Among the less-lethal force incidents GAO identified during selected deployments, CBP’s review board found five CBP personnel used force that was not in accordance with the CBP use of force policy. According to CBP, in each case, the board determined the actual use of force was reasonable and justified. However, the board determined that CBP personnel used force that was not in accordance with policy due to insufficiently documented training records or the use of unapproved devices. CBP told GAO at the time of the review that it was in the process of updating its training programs.
Agencies have learned lessons from the protests and their handling of the situations. For example, following the 2020 protests, CBP’s Office of Field Operations began requiring all of its new officers in January 2021 to receive training in mobile field force operations, which includes training on crowd behaviors, crowd management and dispersion tactics, and instruction for the use of riot control helmets and gas masks. A similar course has been established for U.S. Border Patrol officers.

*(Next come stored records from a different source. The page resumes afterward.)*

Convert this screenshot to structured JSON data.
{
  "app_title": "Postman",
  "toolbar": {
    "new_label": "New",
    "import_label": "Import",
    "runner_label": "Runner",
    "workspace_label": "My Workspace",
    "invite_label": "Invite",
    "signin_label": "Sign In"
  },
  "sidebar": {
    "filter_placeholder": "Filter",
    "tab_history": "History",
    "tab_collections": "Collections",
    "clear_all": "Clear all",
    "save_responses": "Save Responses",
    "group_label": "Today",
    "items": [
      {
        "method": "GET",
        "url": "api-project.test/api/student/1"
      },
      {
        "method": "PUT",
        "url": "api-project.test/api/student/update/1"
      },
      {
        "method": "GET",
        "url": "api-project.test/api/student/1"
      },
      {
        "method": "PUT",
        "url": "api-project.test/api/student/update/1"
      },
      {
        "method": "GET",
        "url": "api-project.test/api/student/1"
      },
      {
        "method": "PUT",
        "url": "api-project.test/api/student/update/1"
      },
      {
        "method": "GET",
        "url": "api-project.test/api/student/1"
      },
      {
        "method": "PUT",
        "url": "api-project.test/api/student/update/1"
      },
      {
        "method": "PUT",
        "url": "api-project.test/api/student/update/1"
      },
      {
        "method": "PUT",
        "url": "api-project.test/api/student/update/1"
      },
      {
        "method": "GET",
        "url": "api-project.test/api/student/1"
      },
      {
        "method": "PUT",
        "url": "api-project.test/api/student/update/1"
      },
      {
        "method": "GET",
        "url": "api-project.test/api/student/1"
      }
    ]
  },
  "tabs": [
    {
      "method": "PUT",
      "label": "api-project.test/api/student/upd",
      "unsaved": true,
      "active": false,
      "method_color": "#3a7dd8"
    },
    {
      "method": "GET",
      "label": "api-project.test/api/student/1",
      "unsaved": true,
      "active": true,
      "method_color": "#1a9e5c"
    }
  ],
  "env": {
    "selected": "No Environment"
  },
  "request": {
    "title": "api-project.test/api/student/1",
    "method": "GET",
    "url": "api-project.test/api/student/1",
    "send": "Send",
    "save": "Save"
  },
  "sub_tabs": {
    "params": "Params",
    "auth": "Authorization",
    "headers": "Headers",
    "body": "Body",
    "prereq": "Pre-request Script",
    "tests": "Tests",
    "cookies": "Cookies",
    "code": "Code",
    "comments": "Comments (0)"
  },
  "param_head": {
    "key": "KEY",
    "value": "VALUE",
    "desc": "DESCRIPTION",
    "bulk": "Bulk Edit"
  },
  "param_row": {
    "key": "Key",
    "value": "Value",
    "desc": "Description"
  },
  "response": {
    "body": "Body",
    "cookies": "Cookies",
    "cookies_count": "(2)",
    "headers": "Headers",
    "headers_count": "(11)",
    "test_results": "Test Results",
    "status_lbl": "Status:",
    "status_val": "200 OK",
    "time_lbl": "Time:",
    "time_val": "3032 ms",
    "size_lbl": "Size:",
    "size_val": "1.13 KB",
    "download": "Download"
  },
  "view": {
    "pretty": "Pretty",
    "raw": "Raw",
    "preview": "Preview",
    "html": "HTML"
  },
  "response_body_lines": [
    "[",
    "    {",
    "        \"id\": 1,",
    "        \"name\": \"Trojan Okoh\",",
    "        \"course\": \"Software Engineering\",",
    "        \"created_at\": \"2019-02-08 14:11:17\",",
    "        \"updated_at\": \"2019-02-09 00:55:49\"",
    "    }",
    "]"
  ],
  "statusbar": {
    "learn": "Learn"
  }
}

Meanwhile, in July 2021, ICE officials stated that the agency had updated its training curricula for the use of chemical, kinetic impact, and mixed munitions after a review of lessons learned and best practices from law enforcement teams who responded to the 2020 demonstrations. ICE also updated its use of force reporting system in April 2021 to better capture information related to crowd size for use of force incidents. According to ICE officials, the prior reporting system did not have an option for officers to report an unknown number of subjects when there was a large crowd. The update added a new field so that officers could specify whether a crowd was involved in the use of force incident and whether the number of subjects in the crowd was known or unknown.
GAO is making several recommendations, including that:
- BOP update its use of force policy to include demonstrations occurring near and far from federal institutions;
- DHS and DOJ develop standards for their component agencies on the types of less-lethal force that should be reported when used;
- DHS develop standards for its component agencies on the types of information that must be reported for each use of force incident;
- DHS establish monitoring mechanisms to oversee the quality, consistency, and completeness of use of force reporting across all DHS component agencies;
- USMS and USPP develop specific reporting requirements on the types of information that must be reported for each use of force incident; and
- ICE, USMS, and USSS modify policies and procedures to document their determinations on whether less-lethal force was used in accordance with agency policy.
The agencies have concurred and in many cases already started work on addressing the recommendations.